The employer has determined from your resume or some other means that you may have what they are looking for. At the interview the employer will decide whether you really do have the needed technical and interpersonal skills. It's time to shine. However, this is also your time to determine whether this employer is the right one for you at this time.
Research the Organization. Find out as much as you can about the organization so you know its purpose and problems. How else will you be able to convince the employer you have the needed skills and abilities? Check out the organization’s website, read articles about them online, perhaps read the annual reports and even visit the site in advance. Prepare some questions for the employer based on your research.
Be On Time. Make sure you know where you are going. You may want to practice the route so you know you'll be on time. Leave early. It's better to be early and relaxed, than late and nervous.
Dress Properly. Figure out what people wear on the job at that organization, and dress like them or a step more conservatively. Don’t wear perfume or aftershave; more and more people are allergic to scents.
Bring Your Resume. Bring extra copies of your resume and references. Make sure you know your interviewer’s name (and can pronounce it properly).

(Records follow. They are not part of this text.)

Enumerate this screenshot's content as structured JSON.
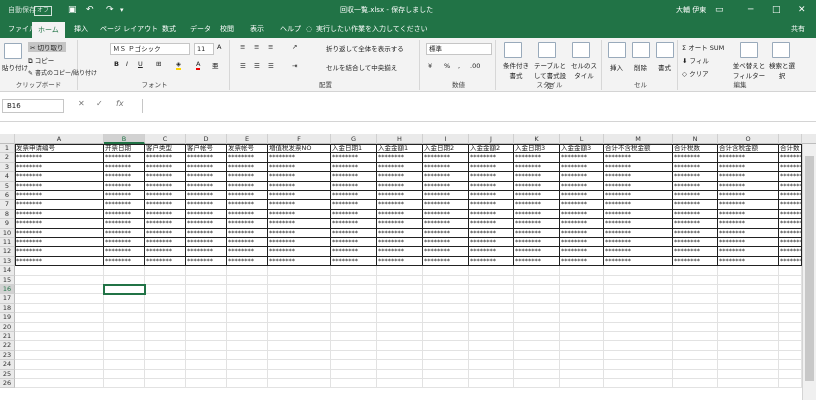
{
  "window": {
    "autosave": "自動保存",
    "autosave_state": "オフ",
    "title": "回収一覧.xlsx - 保存しました",
    "user": "大輔 伊東"
  },
  "tabs": [
    "ファイル",
    "ホーム",
    "挿入",
    "ページ レイアウト",
    "数式",
    "データ",
    "校閲",
    "表示",
    "ヘルプ"
  ],
  "tell_me": "実行したい作業を入力してください",
  "share": "共有",
  "ribbon": {
    "clipboard": {
      "paste": "貼り付け",
      "cut": "切り取り",
      "copy": "コピー",
      "format_painter": "書式のコピー/貼り付け",
      "label": "クリップボード"
    },
    "font": {
      "name": "ＭＳ Ｐゴシック",
      "size": "11",
      "label": "フォント"
    },
    "alignment": {
      "wrap": "折り返して全体を表示する",
      "merge": "セルを結合して中央揃え",
      "label": "配置"
    },
    "number": {
      "format": "標準",
      "label": "数値"
    },
    "styles": {
      "cond": "条件付き書式",
      "table": "テーブルとして書式設定",
      "cell": "セルのスタイル",
      "label": "スタイル"
    },
    "cells": {
      "insert": "挿入",
      "delete": "削除",
      "format": "書式",
      "label": "セル"
    },
    "editing": {
      "autosum": "オート SUM",
      "fill": "フィル",
      "clear": "クリア",
      "sort": "並べ替えとフィルター",
      "find": "検索と選択",
      "label": "編集"
    }
  },
  "namebox": "B16",
  "columns": [
    "A",
    "B",
    "C",
    "D",
    "E",
    "F",
    "G",
    "H",
    "I",
    "J",
    "K",
    "L",
    "M",
    "N",
    "O",
    ""
  ],
  "header_row": [
    "发票申请编号",
    "开票日期",
    "客户类型",
    "客户帐号",
    "发票帐号",
    "増值税发票NO",
    "入金日期1",
    "入金金額1",
    "入金日期2",
    "入金金額2",
    "入金日期3",
    "入金金額3",
    "合计不含税金额",
    "合计税数",
    "合计含税金额",
    "合计数"
  ],
  "masked": "********",
  "row_numbers": [
    "1",
    "2",
    "3",
    "4",
    "5",
    "6",
    "7",
    "8",
    "9",
    "10",
    "11",
    "12",
    "13",
    "14",
    "15",
    "16",
    "17",
    "18",
    "19",
    "20",
    "21",
    "22",
    "23",
    "24",
    "25",
    "26"
  ]
}
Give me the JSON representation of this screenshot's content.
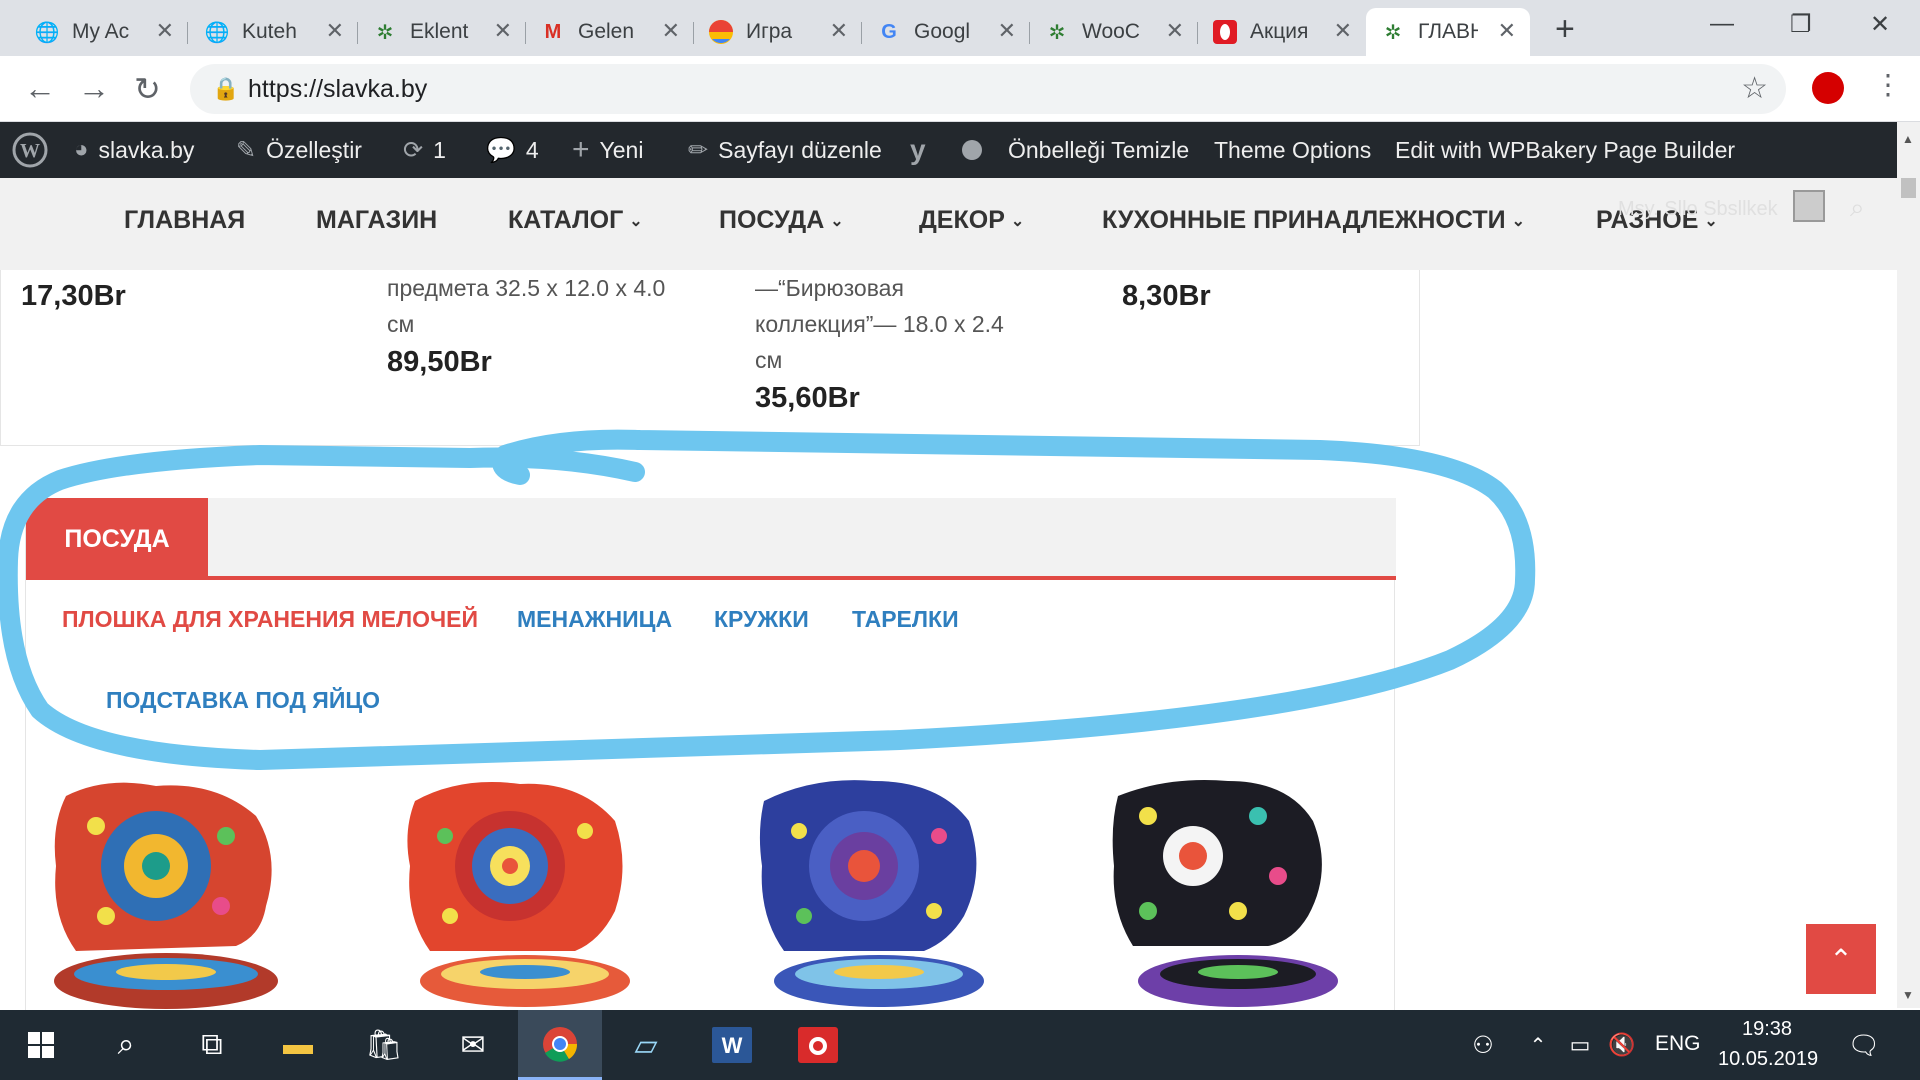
{
  "browser": {
    "tabs": [
      {
        "title": "My Ac",
        "icon": "globe-icon"
      },
      {
        "title": "Kuteh",
        "icon": "globe-icon"
      },
      {
        "title": "Eklent",
        "icon": "puzzle-icon"
      },
      {
        "title": "Gelen",
        "icon": "gmail-icon"
      },
      {
        "title": "Игра",
        "icon": "ball-icon"
      },
      {
        "title": "Googl",
        "icon": "translate-icon"
      },
      {
        "title": "WooC",
        "icon": "puzzle-icon"
      },
      {
        "title": "Акция",
        "icon": "opera-icon"
      },
      {
        "title": "ГЛАВН",
        "icon": "puzzle-icon"
      }
    ],
    "url": "https://slavka.by"
  },
  "adminbar": {
    "site": "slavka.by",
    "customize": "Özelleştir",
    "updates": "1",
    "comments": "4",
    "new": "Yeni",
    "edit_page": "Sayfayı düzenle",
    "clear_cache": "Önbelleği Temizle",
    "theme_options": "Theme Options",
    "wpbakery": "Edit with WPBakery Page Builder"
  },
  "sitenav": {
    "items": [
      "ГЛАВНАЯ",
      "МАГАЗИН",
      "КАТАЛОГ",
      "ПОСУДА",
      "ДЕКОР",
      "КУХОННЫЕ ПРИНАДЛЕЖНОСТИ",
      "РАЗНОЕ"
    ],
    "user": "Msy. Sllo Sbsllkek"
  },
  "products_top": {
    "p1_price": "17,30Br",
    "p2_desc": "предмета 32.5 x 12.0 x 4.0 см",
    "p2_price": "89,50Br",
    "p3_desc": "—“Бирюзовая коллекция”— 18.0 x 2.4 см",
    "p3_price": "35,60Br",
    "p4_price": "8,30Br"
  },
  "tabs_section": {
    "active_tab": "ПОСУДА",
    "categories": [
      "ПЛОШКА ДЛЯ ХРАНЕНИЯ МЕЛОЧЕЙ",
      "МЕНАЖНИЦА",
      "КРУЖКИ",
      "ТАРЕЛКИ",
      "ПОДСТАВКА ПОД ЯЙЦО"
    ]
  },
  "colors": {
    "accent": "#e14a44",
    "link": "#2f7fbf",
    "annotation": "#6ec6ef"
  },
  "taskbar": {
    "lang": "ENG",
    "time": "19:38",
    "date": "10.05.2019"
  }
}
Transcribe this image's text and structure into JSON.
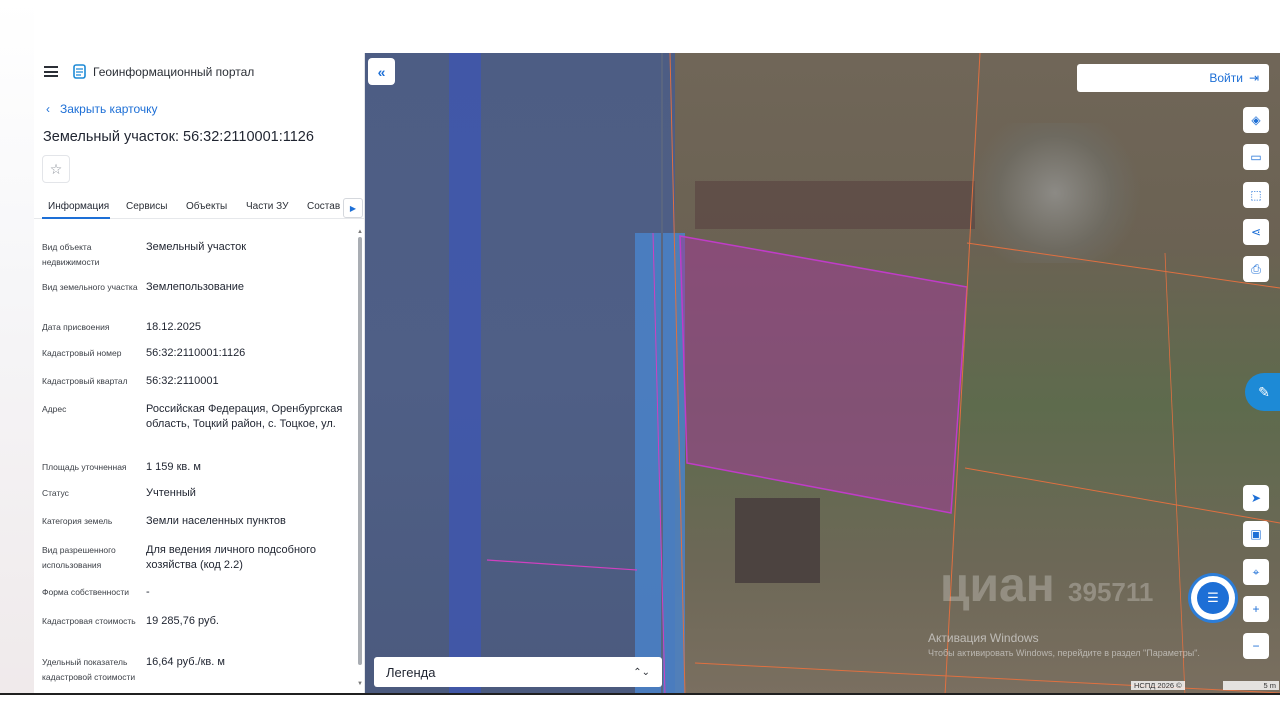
{
  "header": {
    "portal_title": "Геоинформационный портал"
  },
  "card": {
    "close_label": "Закрыть карточку",
    "title": "Земельный участок: 56:32:2110001:1126",
    "favorite_icon": "star-outline-icon"
  },
  "tabs": [
    {
      "label": "Информация",
      "active": true
    },
    {
      "label": "Сервисы",
      "active": false
    },
    {
      "label": "Объекты",
      "active": false
    },
    {
      "label": "Части ЗУ",
      "active": false
    },
    {
      "label": "Состав",
      "active": false
    }
  ],
  "info": [
    {
      "label": "Вид объекта недвижимости",
      "value": "Земельный участок"
    },
    {
      "label": "Вид земельного участка",
      "value": "Землепользование"
    },
    {
      "label": "Дата присвоения",
      "value": "18.12.2025"
    },
    {
      "label": "Кадастровый номер",
      "value": "56:32:2110001:1126"
    },
    {
      "label": "Кадастровый квартал",
      "value": "56:32:2110001"
    },
    {
      "label": "Адрес",
      "value": "Российская Федерация, Оренбургская область, Тоцкий район, с. Тоцкое, ул."
    },
    {
      "label": "Площадь уточненная",
      "value": "1 159 кв. м"
    },
    {
      "label": "Статус",
      "value": "Учтенный"
    },
    {
      "label": "Категория земель",
      "value": "Земли населенных пунктов"
    },
    {
      "label": "Вид разрешенного использования",
      "value": "Для ведения личного подсобного хозяйства (код 2.2)"
    },
    {
      "label": "Форма собственности",
      "value": "-"
    },
    {
      "label": "Кадастровая стоимость",
      "value": "19 285,76 руб."
    },
    {
      "label": "Удельный показатель кадастровой стоимости",
      "value": "16,64 руб./кв. м"
    }
  ],
  "map": {
    "login_label": "Войти",
    "legend_label": "Легенда",
    "watermark": "циан",
    "watermark_number": "395711",
    "windows_activation_title": "Активация Windows",
    "windows_activation_text": "Чтобы активировать Windows, перейдите в раздел \"Параметры\".",
    "attribution": "НСПД 2026 ©",
    "scale_label": "5 m",
    "tools": [
      "layers-icon",
      "ruler-icon",
      "select-area-icon",
      "share-icon",
      "print-icon",
      "locate-icon",
      "minimap-icon",
      "geo-pin-icon",
      "zoom-in-icon",
      "zoom-out-icon"
    ],
    "colors": {
      "accent": "#1d6fd6",
      "parcel": "#c03cc8"
    }
  }
}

Be Friendly ... Watch for "Silent Interviewers". The administrative assistants, people you meet in the hall... any of them may be asked for their impression of you. Remember to smile and be friendly and polite.
Make a Good First Impression. You will spend the rest of the interview living up to or living down your first impression. Make it good! Practice a firm handshake, make eye contact, smile. Be aware of your own body language and that of the interviewer.
Listen. Make sure you understand what the interviewer really wants to know. You may take a few seconds to formulate your answer, although if you have prepared with the practice questions you shouldn't be taken by surprise.
Never Criticize. You may hate your current job or some of your classes, but don't be negative. It will make you seem negative. If asked what you've liked least about previous experiences, talk about what you have learned about yourself.
Be Your Best Self But Be Yourself. You have to live with the position you get, so don't win it under false pretenses. Be yourself. Talk enthusiastically but realistically about your experience and the skills you have to offer. Relax as much as you can. Don't forget to smile.
Follow Up. Send a thank you letter immediately. This is another chance to impress the interviewer with your enthusiasm for the position, perhaps to comment on a few points made during the interview, and to solidify a good impression.
Tell me about yourself. Use this opening to tell the interviewer about experiences that suit you for this position.
What do you see yourself doing in five years? What are your long range career goals? Do you know how working for this organization fits into your long term goals?
What is most important to you in a job? Do you know what this position is like? Do you have the skills and temperament to do it? How do you know?
What is your greatest strength? Show how suited you are for the position.
What is your biggest weakness? Everyone has one. Try to choose something work-related, which you have either overcome or is really sort of handy, such as “I can be competitive” for someone interviewing for a sales position.
What accomplishment has given you the most satisfaction? Your response should be relevant to the position.
What kind of people do you like to work with? Hard-working, team-oriented, etc.
What experience do you have that would prepare you for this job? Read over your resume and cover letter before the interview. All experience, including activities, counts!
Have you ever been fired? What's the worst mistake you ever made? You learn from your mistakes -- take responsibility and talk about what you learned. Don't be negative about your former boss, professor or organization. It makes people nervous.
Do you plan to go to graduate school? The answer is "yes" if a graduate degree is customary in that field, "No plans yet, but we'll see" otherwise.
What do you know about our organization? Your research should prepare you for this. Concentrate on needs of the organization that you can fill.
What would be my responsibilities/duties?
What do you see as the biggest challenge to someone in this position?
What qualifications would your ideal candidate have?
How much travel, if any, is involved with this position?
What kind of training will I have?
What changes do you see for this department/organization in the next few years?
How did you come to work at xyz?
What not to ask: how much vacation, what are the benefits, is graduate school tuition reimbursed, etc. Wait until you receive a job offer before asking these questions.